W. J. Goldie's Trenches takes place in the boarded-up apartment of a Jewish family still trying to eke out a living in Nazi-occupied Warsaw during World War II. The title refers not only to battle trenches, but also to the metaphorical trench that Meyer (Rodney Bonds), the family patriarch, has dug to separate himself from a grown son he disowned years ago.
What this son, Sammy (Gareth Kelly), did to deserve ostracism is kept secret for much of the play, though it's not difficult to guess that part of his sin was marrying outside the faith. When Sammy shows up at his parents' door, wounded and on the run, Meyer angrily retreats to the bedroom.
Much of the play is a battle of wills between these two proud, stubborn men, with Deborah Newman, as Meyer's wife and Sammy's mother, trying to serve as peacemaker. Meyer, who sees the world as black and white, believes in the sanctity of family above all.
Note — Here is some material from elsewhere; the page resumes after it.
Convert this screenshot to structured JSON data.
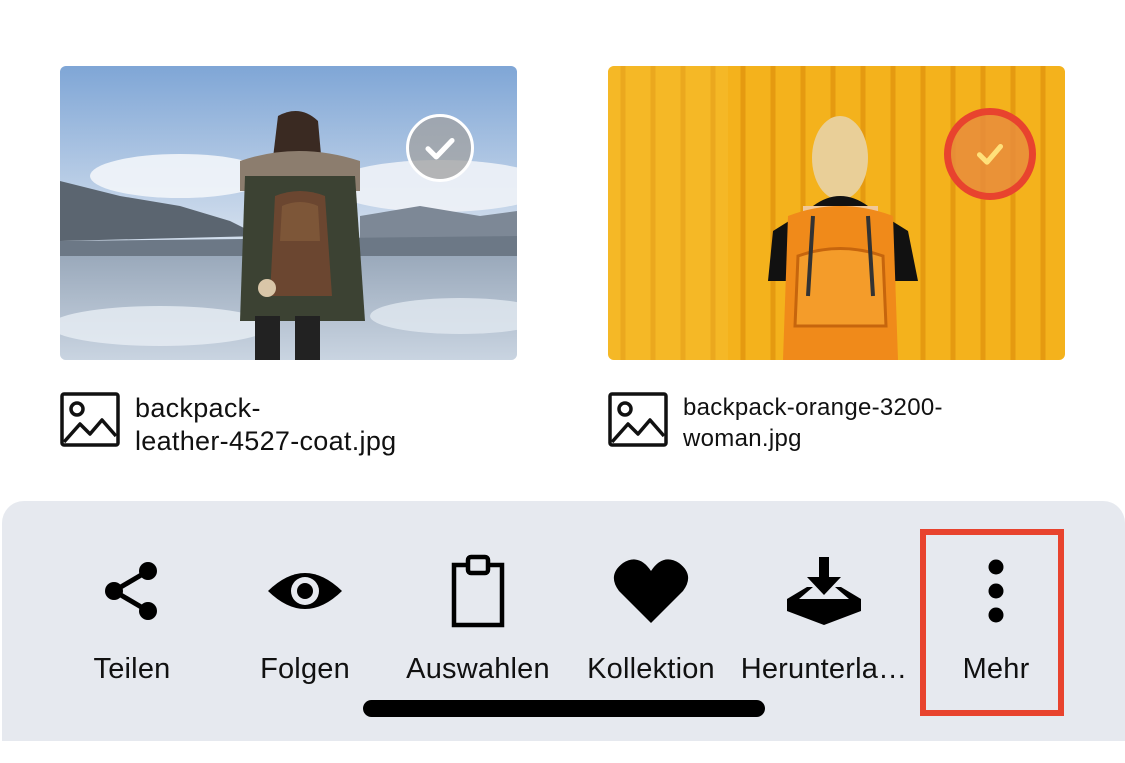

Sammy, a resistance fighter who has painfully acclimated himself to a world mottled in unsettling grays, also believes in the pre-eminence of family, but the larger family - the family of man, whose essential goodness he's determined to keep the Nazis from annihilating.
Goldie, the son of a Holocaust survivor, writes with conviction, but he tends to spell out too much, both in the large revelatory speeches and in statements that unnecessarily underline his points.
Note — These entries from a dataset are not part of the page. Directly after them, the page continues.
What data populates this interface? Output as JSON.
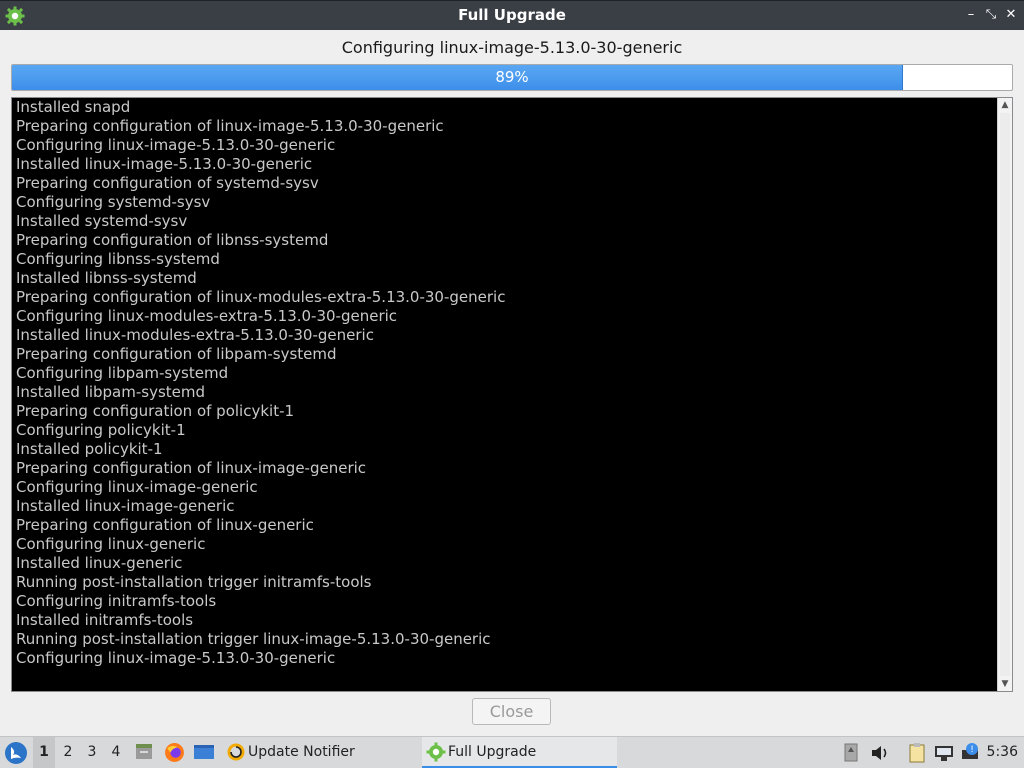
{
  "window": {
    "title": "Full Upgrade",
    "minimize_glyph": "–",
    "maximize_glyph": "⤡",
    "close_glyph": "✕"
  },
  "status": {
    "label": "Configuring linux-image-5.13.0-30-generic"
  },
  "progress": {
    "value": 0.89,
    "label": "89%",
    "fill_color": "#3d8eea"
  },
  "log": {
    "lines": [
      "Installed snapd",
      "Preparing configuration of linux-image-5.13.0-30-generic",
      "Configuring linux-image-5.13.0-30-generic",
      "Installed linux-image-5.13.0-30-generic",
      "Preparing configuration of systemd-sysv",
      "Configuring systemd-sysv",
      "Installed systemd-sysv",
      "Preparing configuration of libnss-systemd",
      "Configuring libnss-systemd",
      "Installed libnss-systemd",
      "Preparing configuration of linux-modules-extra-5.13.0-30-generic",
      "Configuring linux-modules-extra-5.13.0-30-generic",
      "Installed linux-modules-extra-5.13.0-30-generic",
      "Preparing configuration of libpam-systemd",
      "Configuring libpam-systemd",
      "Installed libpam-systemd",
      "Preparing configuration of policykit-1",
      "Configuring policykit-1",
      "Installed policykit-1",
      "Preparing configuration of linux-image-generic",
      "Configuring linux-image-generic",
      "Installed linux-image-generic",
      "Preparing configuration of linux-generic",
      "Configuring linux-generic",
      "Installed linux-generic",
      "Running post-installation trigger initramfs-tools",
      "Configuring initramfs-tools",
      "Installed initramfs-tools",
      "Running post-installation trigger linux-image-5.13.0-30-generic",
      "Configuring linux-image-5.13.0-30-generic"
    ]
  },
  "buttons": {
    "close_label": "Close"
  },
  "taskbar": {
    "desktops": [
      "1",
      "2",
      "3",
      "4"
    ],
    "active_desktop": "1",
    "tasks": [
      {
        "label": "Update Notifier",
        "icon": "update-notifier-icon"
      },
      {
        "label": "Full Upgrade",
        "icon": "gear-icon"
      }
    ],
    "clock": "5:36"
  }
}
At Fell's Point Corner Theatre, director Lance Lewman and set designer J. Hillyard have created a palpably claustrophobic milieu, whose terrors and oppressiveness are increased by the juxtaposition of mournful cello music (recorded by Seth Low) and flurries of gunfire.
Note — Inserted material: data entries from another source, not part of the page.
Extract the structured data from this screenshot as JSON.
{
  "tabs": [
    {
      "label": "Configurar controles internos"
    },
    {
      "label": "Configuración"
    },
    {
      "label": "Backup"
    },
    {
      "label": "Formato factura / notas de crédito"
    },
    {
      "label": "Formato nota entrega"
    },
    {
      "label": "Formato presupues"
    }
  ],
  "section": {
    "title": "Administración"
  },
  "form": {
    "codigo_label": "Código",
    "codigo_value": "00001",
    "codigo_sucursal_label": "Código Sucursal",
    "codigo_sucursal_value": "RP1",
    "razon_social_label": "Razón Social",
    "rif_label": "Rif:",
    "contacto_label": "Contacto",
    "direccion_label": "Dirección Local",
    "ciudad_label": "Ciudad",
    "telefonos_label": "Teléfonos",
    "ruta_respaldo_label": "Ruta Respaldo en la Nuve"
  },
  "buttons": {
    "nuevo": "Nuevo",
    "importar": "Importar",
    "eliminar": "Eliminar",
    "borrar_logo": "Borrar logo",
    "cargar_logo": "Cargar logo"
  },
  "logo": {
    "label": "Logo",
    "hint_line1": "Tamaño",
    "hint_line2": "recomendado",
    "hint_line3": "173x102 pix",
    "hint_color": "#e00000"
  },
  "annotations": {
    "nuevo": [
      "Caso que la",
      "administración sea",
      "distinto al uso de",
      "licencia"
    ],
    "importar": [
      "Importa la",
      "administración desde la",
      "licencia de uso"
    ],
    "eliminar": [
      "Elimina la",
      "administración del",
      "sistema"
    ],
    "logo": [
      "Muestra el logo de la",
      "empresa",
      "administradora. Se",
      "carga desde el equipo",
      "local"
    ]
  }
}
The roles are competently played, with Meyer's obedient younger son and pregnant daughter-in-law given especially fresh and empathetic portrayals by Nathan Bell and Brandie Rocci. Goldie also includes a non-naturalistic character - a dybbuk (Tina Segovia), or ghost, who wafts through several scenes, lending an aura of mysticism that connects the play to Jewish folklore.
But the dybbuk serves another purpose as well. In the penultimate scene, when she finally speaks, this ghostly presence poignantly reinforces Goldie's overall theme of family and the bittersweet but reassuring notion that love and loved ones are never truly lost.